Shana had John Malkovich, Will Forte, Andy Samberg, and Kenan Thompson as a group of co-workers who were all enamored by new officemate Kristen Wiig who played the titular Shana character. Though this character had fantastic sex appeal, all interest was lost the moment the men witnessed her attempt to blow out the candles during a lunchroom birthday celebration since she spit and made terrible noises as she attempted to blow. She then dropped her fork, which won the men back but her bizarre efforts to pick it up turned them off again. This also happened when she ate a banana like a freak while trying to be sexy and entirely turned everyone off when she attempted to sing, well, everyone but Malkovich who seemed interested even after she admitted to pooping her skirt.
La Rivista Della Televisione brought back Bill Hader’s crazy Italian talk show host character who doesn’t speak a lick of English as he attempted to interview John Malkovich as himself. It doesn’t help that, in the world of the sketch, John Malkovich doesn’t speak Italian either which makes thing awkward when Hader showed a clip from his own sex scene from his film Being Vinny Vedecci, which is Hader’s character’s name.
Virgania Horsen's Pony Express had Kristen Wiig in the titular role to offer an alternative to the traditional mail service by promoting her old school delivery ways since the news way are inefficient and could under a terrorist attack.
T.I. then took to the stage to perform Whatever You Like.
Once again, Seth Meyers gave us the news, with this being the week that Amy Poehler returned. This week, Kenan Thompson dropped by as Plaxico Burress to provide gun-carriers safety tips, only to end up accidentally shooting himself once again. Andy Samberg stopped by as a little kid to give a few immature tips on how to meet girls, that sounded like they were from the book The Game. Fred Armisen was the final news guest as Boy George to share that he saw nothing wrong with falsely imprisoning a male escort, which he was recently arrested for. (Clip 2)
The Lost Works Of Judy Blume had John Malkovich as an awkward teen named Gertie who harbored a secret that she hoped would not be revealed while hanging out with friends at a slumber party. The party then started with a game of truth or dare that made it seem like this would be how said secret would be revealed but the answer never really came through this activity. Gertie did manage to freak the girls out with her weirdness, which left her alone to talk to God where we learned she may have a tail, or that it might just be in her head since she also shared her desires to burn the house down.

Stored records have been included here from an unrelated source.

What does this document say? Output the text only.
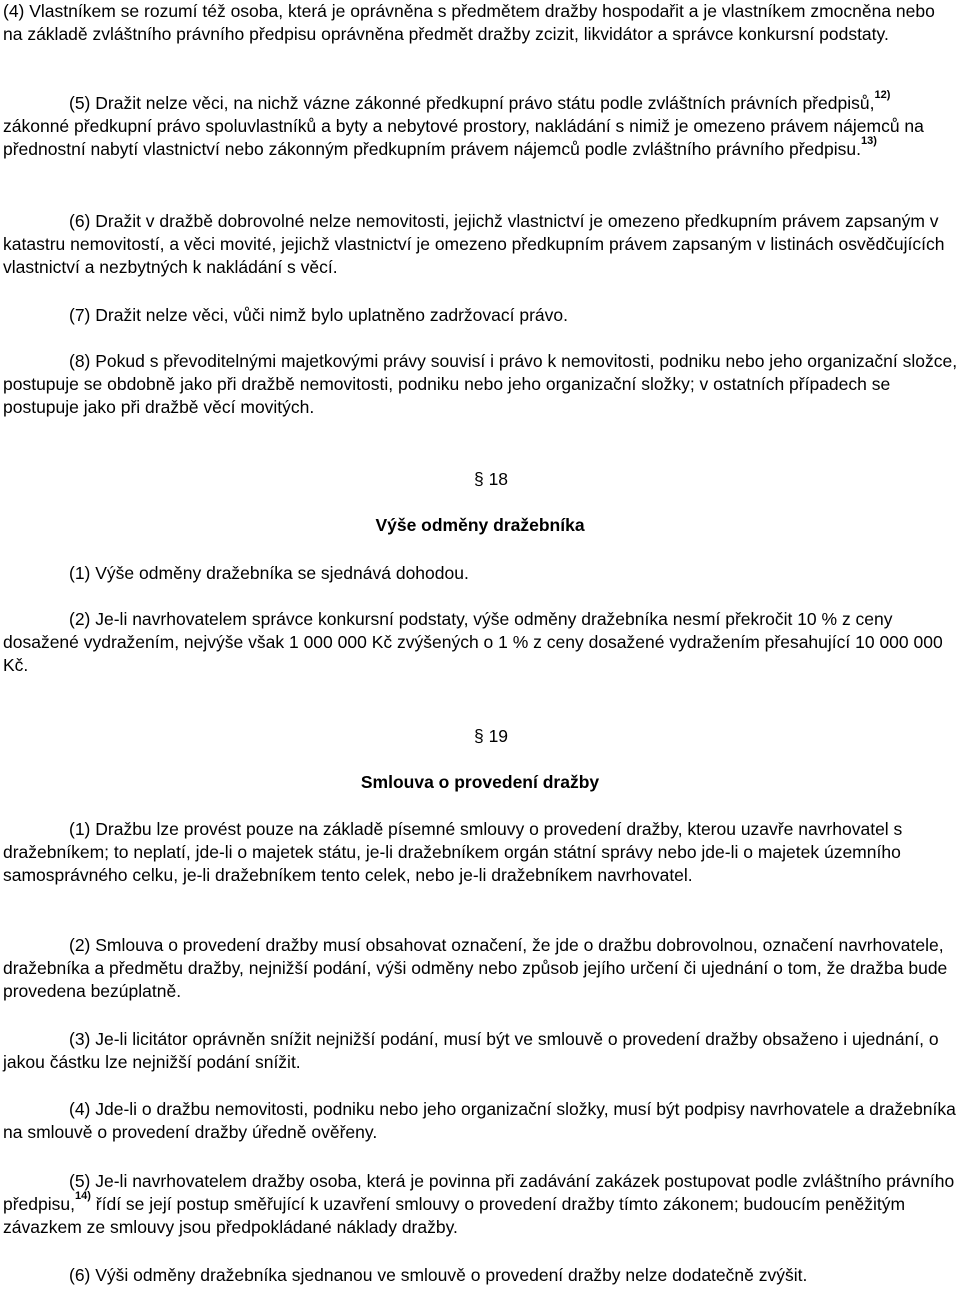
(4) Vlastníkem se rozumí též osoba, která je oprávněna s předmětem dražby hospodařit a je vlastníkem zmocněna nebo na základě zvláštního právního předpisu oprávněna předmět dražby zcizit, likvidátor a správce konkursní podstaty.

(5) Dražit nelze věci, na nichž vázne zákonné předkupní právo státu podle zvláštních právních předpisů,$^{12)}$ zákonné předkupní právo spoluvlastníků a byty a nebytové prostory, nakládání s nimiž je omezeno právem nájemců na přednostní nabytí vlastnictví nebo zákonným předkupním právem nájemců podle zvláštního právního předpisu.$^{13)}$

(6) Dražit v dražbě dobrovolné nelze nemovitosti, jejichž vlastnictví je omezeno předkupním právem zapsaným v katastru nemovitostí, a věci movité, jejichž vlastnictví je omezeno předkupním právem zapsaným v listinách osvědčujících vlastnictví a nezbytných k nakládání s věcí.

(7) Dražit nelze věci, vůči nimž bylo uplatněno zadržovací právo.

(8) Pokud s převoditelnými majetkovými právy souvisí i právo k nemovitosti, podniku nebo jeho organizační složce, postupuje se obdobně jako při dražbě nemovitosti, podniku nebo jeho organizační složky; v ostatních případech se postupuje jako při dražbě věcí movitých.

§ 18
Výše odměny dražebníka

(1) Výše odměny dražebníka se sjednává dohodou.

(2) Je-li navrhovatelem správce konkursní podstaty, výše odměny dražebníka nesmí překročit 10 % z ceny dosažené vydražením, nejvýše však 1 000 000 Kč zvýšených o 1 % z ceny dosažené vydražením přesahující 10 000 000 Kč.

§ 19
Smlouva o provedení dražby

(1) Dražbu lze provést pouze na základě písemné smlouvy o provedení dražby, kterou uzavře navrhovatel s dražebníkem; to neplatí, jde-li o majetek státu, je-li dražebníkem orgán státní správy nebo jde-li o majetek územního samosprávného celku, je-li dražebníkem tento celek, nebo je-li dražebníkem navrhovatel.

(2) Smlouva o provedení dražby musí obsahovat označení, že jde o dražbu dobrovolnou, označení navrhovatele, dražebníka a předmětu dražby, nejnižší podání, výši odměny nebo způsob jejího určení či ujednání o tom, že dražba bude provedena bezúplatně.

(3) Je-li licitátor oprávněn snížit nejnižší podání, musí být ve smlouvě o provedení dražby obsaženo i ujednání, o jakou částku lze nejnižší podání snížit.

(4) Jde-li o dražbu nemovitosti, podniku nebo jeho organizační složky, musí být podpisy navrhovatele a dražebníka na smlouvě o provedení dražby úředně ověřeny.

(5) Je-li navrhovatelem dražby osoba, která je povinna při zadávání zakázek postupovat podle zvláštního právního předpisu,$^{14)}$ řídí se její postup směřující k uzavření smlouvy o provedení dražby tímto zákonem; budoucím peněžitým závazkem ze smlouvy jsou předpokládané náklady dražby.

(6) Výši odměny dražebníka sjednanou ve smlouvě o provedení dražby nelze dodatečně zvýšit.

T.I. then took to the stage with Swizz Beatz to perform Swing Ya Rag.
J'accuzi was a parody of Dangerous Liaisons, only this version took place in a hot tub.
Finally, John Malkovich closed the show by thanking the audience and saying his goodnights.
Even though my opinion kept bouncing back and forth, I was thoroughly won over by the end of this episode thanks to sketches like these that contained my three favorite moments of the night. First, I love the fake ad for the Gas-Right Strip because I’m still an extremely immature adult who cracks up at fart humor. Next, I really liked Virgania Horsen's Pony Express because I love the Virgania Horsen character whenever she is on since she reminds me so much of Kristen Wiig in Welcome To Me, which is a movie I really enjoy. Finally, I was a fan of Shana because I liked this sketch’s approach to a joke about beauty only being skin deep.